New York

“Art on the Beach”

Hunters Point, Queens

After years on the great, sandy landfill site on the Hudson River just north of Battery Park City, in Manhattan, Creative Time has moved “Art on the Beach” to a new landfill site in Queens, on the East River in Long Island City, thus joining P.S. 1, Socrates Sculpture Park, and other art organizations that have made their homes in the borough of Queens. Tucked behind a defunct Daily News printing facility, this left-over, neglected parcel rises to a small knoll covered with scrubby bushes and tall grasses. Although the new location provides a view of the Manhattan skyline (a vigorously promoted amenity), the site is a rough, somewhat stingy space.

Site designers Tod Williams, Billie Tsien, and Jackie Ferrara fenced off six acres and created an encampment of small plots flanking a central path.
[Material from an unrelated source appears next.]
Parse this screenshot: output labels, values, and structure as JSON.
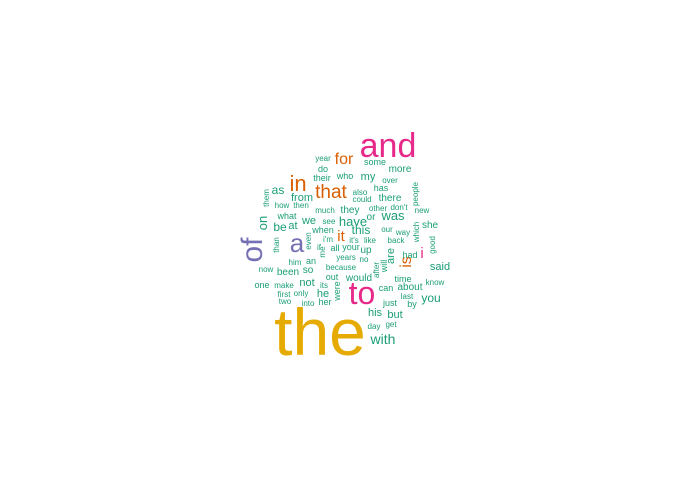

Each of this summer’s nine projects occupied one of these plots, which were demarcated on both sides of the path by low “walls” made of cement castings from a neighboring factory and arranged in parallel rows. In addition to dividing and organizing the site, the cement slabs were used to create an entrance to the site, stacked into three paleolithic-looking configurations (which, for reasons of safety, were dismantled after only a week by order of the Port Authority of New York and New Jersey, which donated the site). This simple approach to site management will age well, especially as some of the natural vegetation replenishes itself.

The nine projects this year were created by collaborative teams of architects, visual artists, and performance artists working together from the start. Presumably this was to enhance the potential for the artists and performers, judging from the resulting projects, which indicated an emphasis on events and environments rather than on objects in the landscape.
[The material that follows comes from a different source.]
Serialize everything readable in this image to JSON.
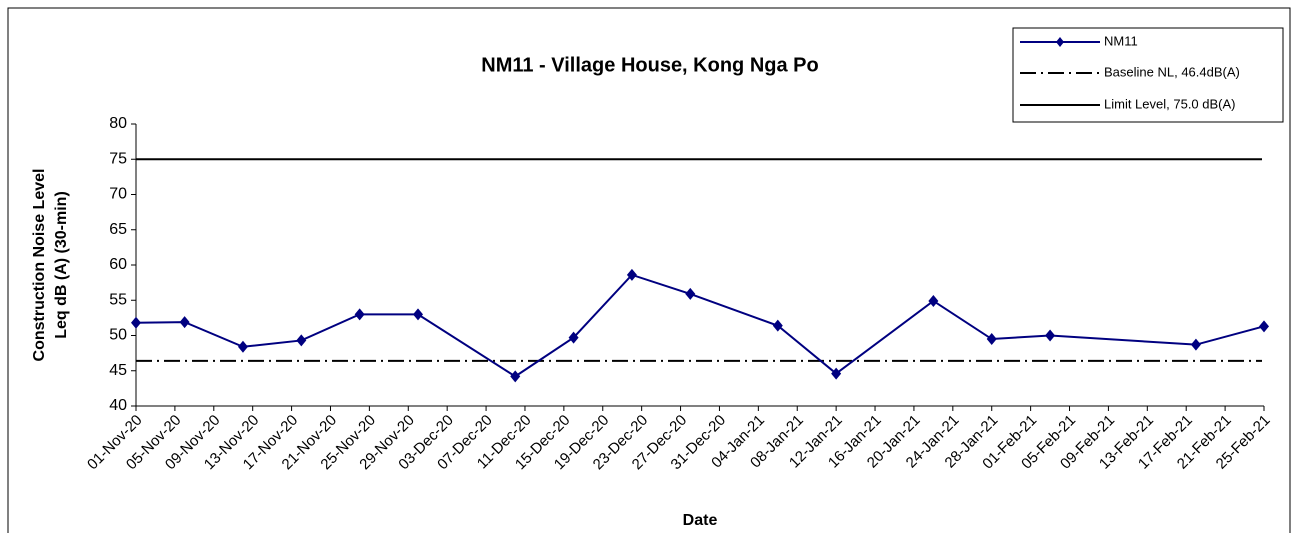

Architect Anthony Tsirantonakis and choreographer Tamar Rogoff created a rather elegant and memorable setting for both the audience and the performers. A modular arrangement of four red walls punctured with viewing holes filled with transparencies of figurative images (by Candy Spilner) led to a small circular stage within a circular “arena” of sand. A wooden scaffold above and just in front of the red walls created a proscenium for the stage and a framework of raised platforms for the performers. Low stone walls around the perimeter of the arena defined the performance area and served as seating for the audience. Across the path from this project, architects Annie Chu and Rick Gooding and visual/performance artist Perry Hoberman created a thick, slightly sloping “wall” in which were set three “windows” framed by visorlike metal canopies, with views of Manhattan’s skyline. When viewers stepped up on a three-stair plywood stoop, pushed a button, and looked through a window, they saw an image superimposed on the urban skyline. At the middle window, a button activated a hallucinatory image of a water glass whose contents appeared to defy gravity.
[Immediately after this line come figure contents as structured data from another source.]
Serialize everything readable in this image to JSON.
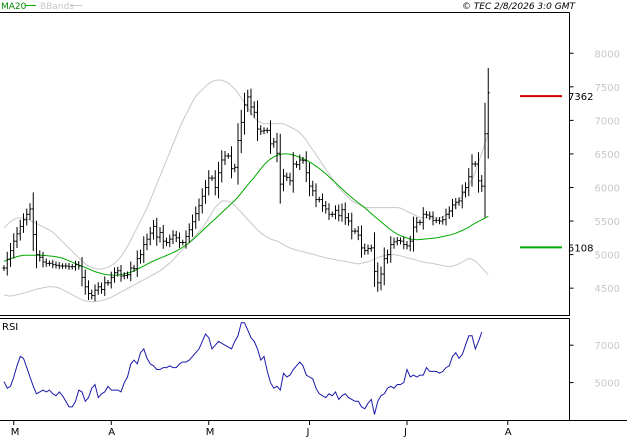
{
  "header": {
    "ma_label": "MA20",
    "bb_label": "BBands",
    "copyright": "© TEC 2/8/2026 3:0 GMT"
  },
  "colors": {
    "price": "#000000",
    "ma": "#00aa00",
    "bbands": "#c8c8c8",
    "rsi": "#1a1aaa",
    "resistance": "#cc0000",
    "support": "#00aa00",
    "axis": "#000000"
  },
  "chart_data": [
    {
      "type": "ohlc",
      "title": "",
      "ylim": [
        4100,
        8600
      ],
      "yticks": [
        {
          "label": "8000",
          "value": 8000
        },
        {
          "label": "7500",
          "value": 7500
        },
        {
          "label": "7000",
          "value": 7000
        },
        {
          "label": "6500",
          "value": 6500
        },
        {
          "label": "6000",
          "value": 6000
        },
        {
          "label": "5500",
          "value": 5500
        },
        {
          "label": "5000",
          "value": 5000
        },
        {
          "label": "4500",
          "value": 4500
        }
      ],
      "xticks": [
        {
          "label": "M",
          "index": 3
        },
        {
          "label": "A",
          "index": 33
        },
        {
          "label": "M",
          "index": 63
        },
        {
          "label": "J",
          "index": 94
        },
        {
          "label": "J",
          "index": 124
        },
        {
          "label": "A",
          "index": 155
        }
      ],
      "price_close": [
        4800,
        4930,
        5060,
        5200,
        5310,
        5420,
        5520,
        5600,
        5680,
        5300,
        5000,
        4960,
        4890,
        4870,
        4870,
        4850,
        4840,
        4830,
        4830,
        4830,
        4820,
        4820,
        4850,
        4830,
        4660,
        4520,
        4420,
        4390,
        4470,
        4520,
        4480,
        4580,
        4580,
        4660,
        4730,
        4760,
        4680,
        4690,
        4700,
        4800,
        4790,
        4940,
        5000,
        5150,
        5230,
        5320,
        5420,
        5260,
        5330,
        5200,
        5180,
        5230,
        5290,
        5250,
        5180,
        5180,
        5270,
        5370,
        5490,
        5610,
        5730,
        5870,
        6000,
        6140,
        6140,
        6000,
        6220,
        6410,
        6470,
        6470,
        6280,
        6300,
        6700,
        6970,
        7230,
        7350,
        7200,
        7120,
        6870,
        6840,
        6850,
        6850,
        6650,
        6680,
        6510,
        6050,
        6170,
        6150,
        6100,
        6350,
        6340,
        6410,
        6400,
        6220,
        6020,
        5950,
        5820,
        5820,
        5730,
        5680,
        5600,
        5600,
        5660,
        5580,
        5670,
        5550,
        5500,
        5350,
        5350,
        5290,
        5100,
        5060,
        5090,
        5100,
        4750,
        4580,
        4710,
        4940,
        5000,
        5150,
        5190,
        5210,
        5200,
        5150,
        5130,
        5200,
        5410,
        5480,
        5480,
        5600,
        5590,
        5570,
        5510,
        5510,
        5500,
        5520,
        5600,
        5650,
        5740,
        5780,
        5800,
        5930,
        6000,
        6160,
        6350,
        6350,
        6100,
        6020,
        6800,
        7410
      ],
      "ma20": [
        4900,
        4940,
        4970,
        4990,
        4990,
        4990,
        4990,
        4980,
        4970,
        4950,
        4910,
        4870,
        4830,
        4790,
        4750,
        4720,
        4700,
        4690,
        4700,
        4720,
        4750,
        4800,
        4850,
        4900,
        4940,
        4980,
        5020,
        5070,
        5130,
        5200,
        5290,
        5380,
        5470,
        5560,
        5650,
        5740,
        5830,
        5950,
        6070,
        6180,
        6310,
        6410,
        6470,
        6500,
        6500,
        6480,
        6440,
        6400,
        6340,
        6270,
        6190,
        6100,
        6010,
        5920,
        5840,
        5760,
        5690,
        5600,
        5520,
        5440,
        5360,
        5300,
        5260,
        5230,
        5220,
        5230,
        5240,
        5250,
        5270,
        5290,
        5320,
        5360,
        5410,
        5470,
        5520,
        5570
      ],
      "bb_upper": [
        5400,
        5500,
        5550,
        5550,
        5500,
        5450,
        5400,
        5350,
        5250,
        5150,
        5050,
        4950,
        4850,
        4800,
        4780,
        4800,
        4850,
        4950,
        5100,
        5300,
        5500,
        5700,
        5950,
        6200,
        6450,
        6700,
        6950,
        7150,
        7350,
        7450,
        7550,
        7600,
        7600,
        7550,
        7450,
        7300,
        7150,
        7000,
        6950,
        6950,
        6950,
        6950,
        6900,
        6850,
        6750,
        6600,
        6450,
        6300,
        6150,
        6000,
        5900,
        5800,
        5750,
        5700,
        5700,
        5700,
        5700,
        5700,
        5700,
        5650,
        5600,
        5550,
        5550,
        5550,
        5550,
        5600,
        5700,
        5850,
        6000,
        6200,
        6500,
        6800
      ],
      "bb_lower": [
        4400,
        4380,
        4400,
        4420,
        4450,
        4480,
        4500,
        4520,
        4520,
        4500,
        4450,
        4400,
        4350,
        4310,
        4300,
        4300,
        4320,
        4350,
        4400,
        4450,
        4500,
        4550,
        4600,
        4650,
        4700,
        4750,
        4820,
        4900,
        5000,
        5100,
        5200,
        5300,
        5400,
        5550,
        5700,
        5800,
        5800,
        5750,
        5650,
        5550,
        5450,
        5350,
        5280,
        5230,
        5200,
        5150,
        5100,
        5070,
        5050,
        5020,
        5000,
        4970,
        4950,
        4930,
        4910,
        4900,
        4880,
        4860,
        4880,
        4900,
        4950,
        4980,
        5000,
        5000,
        4980,
        4950,
        4930,
        4900,
        4880,
        4870,
        4850,
        4830,
        4820,
        4850,
        4900,
        4950,
        4900,
        4800,
        4700
      ],
      "levels": [
        {
          "label": "7362",
          "value": 7362,
          "kind": "resistance"
        },
        {
          "label": "5108",
          "value": 5108,
          "kind": "support"
        }
      ]
    },
    {
      "type": "line",
      "name": "RSI",
      "title": "RSI",
      "ylim": [
        3000,
        8400
      ],
      "yticks": [
        {
          "label": "7000",
          "value": 7000
        },
        {
          "label": "5000",
          "value": 5000
        }
      ],
      "values": [
        5050,
        4700,
        4800,
        5300,
        5900,
        6400,
        6300,
        5800,
        5300,
        4800,
        4400,
        4500,
        4600,
        4500,
        4600,
        4400,
        4300,
        4500,
        4300,
        4000,
        3700,
        3700,
        4000,
        4600,
        4500,
        4000,
        4200,
        4700,
        4900,
        4200,
        4400,
        4500,
        4800,
        4600,
        4600,
        4600,
        4500,
        5000,
        5300,
        6000,
        6200,
        6000,
        6600,
        6800,
        6300,
        6000,
        5900,
        5700,
        5700,
        5800,
        5800,
        5900,
        5800,
        5800,
        6000,
        6100,
        6100,
        6200,
        6400,
        6600,
        6800,
        7200,
        7600,
        7400,
        6800,
        7000,
        7200,
        7100,
        7000,
        6900,
        6800,
        7200,
        7500,
        8200,
        8200,
        7800,
        7400,
        7200,
        6800,
        6200,
        6400,
        5600,
        5000,
        4700,
        4800,
        4600,
        5500,
        5300,
        5400,
        5700,
        5900,
        6100,
        5900,
        5400,
        5300,
        5200,
        4700,
        4400,
        4300,
        4200,
        4400,
        4300,
        4500,
        4100,
        4300,
        4400,
        4200,
        4100,
        4000,
        4000,
        3700,
        3600,
        3900,
        4100,
        3300,
        4000,
        4300,
        4400,
        4700,
        4800,
        4700,
        4900,
        4900,
        5000,
        5700,
        5300,
        5400,
        5300,
        5400,
        5400,
        5800,
        5600,
        5600,
        5600,
        5500,
        5600,
        5800,
        5900,
        6400,
        6600,
        6300,
        6500,
        7000,
        7500,
        7500,
        6800,
        7200,
        7700
      ]
    }
  ]
}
Taking site specificity to new thresholds of literalness, a team from Boston, consisting of visual artists Jerry Beck and Jeff DeCastro, architect Eric Gould, performance artists Tamara Jenkins, and others constructed a wood-frame lean-to completely covered with newsprint and oriented to face the enormous sign on the nearby Daily News building. “Editorial columns” by other Boston artists—kiosklike columns based on newspaper themes such as sports or obituaries—were situated inside and around the structure. On the plot closest to the entrance, architect Cameron McNall and visual artist Julia Heyward collaborated on a 24-foot-high sweeping form that resembled billboard scaffolding. Like many billboards, the two sides of this structure sent out different messages. One side supported abstract sculptural fragments and the other was covered with a series of taut nylon scrims that formed a continuous screen. When midafternoon sunlight illuminated the scrims, the sculptural elements created ghostly, quixotic shadow images through the translucent surfaces. During performances, Heyward projected multimedia film images that interacted with these shadow images.

The nine projects seem crowded on the site. Each project appears to encroach on its neighbor’s domain, creating a visual cacophony. This sense of density—which is our urban reality, after all—could have been optimized rather than just tolerated, and perhaps it will be in subsequent years. Putting nine projects on this small site suggests the urgent reality of the need to support a community of young artists in a time of diminishing possibilities. The relocation and reconstitution of “Art on the Beach” should make artists and critics alike think afresh about art production and public art in cities.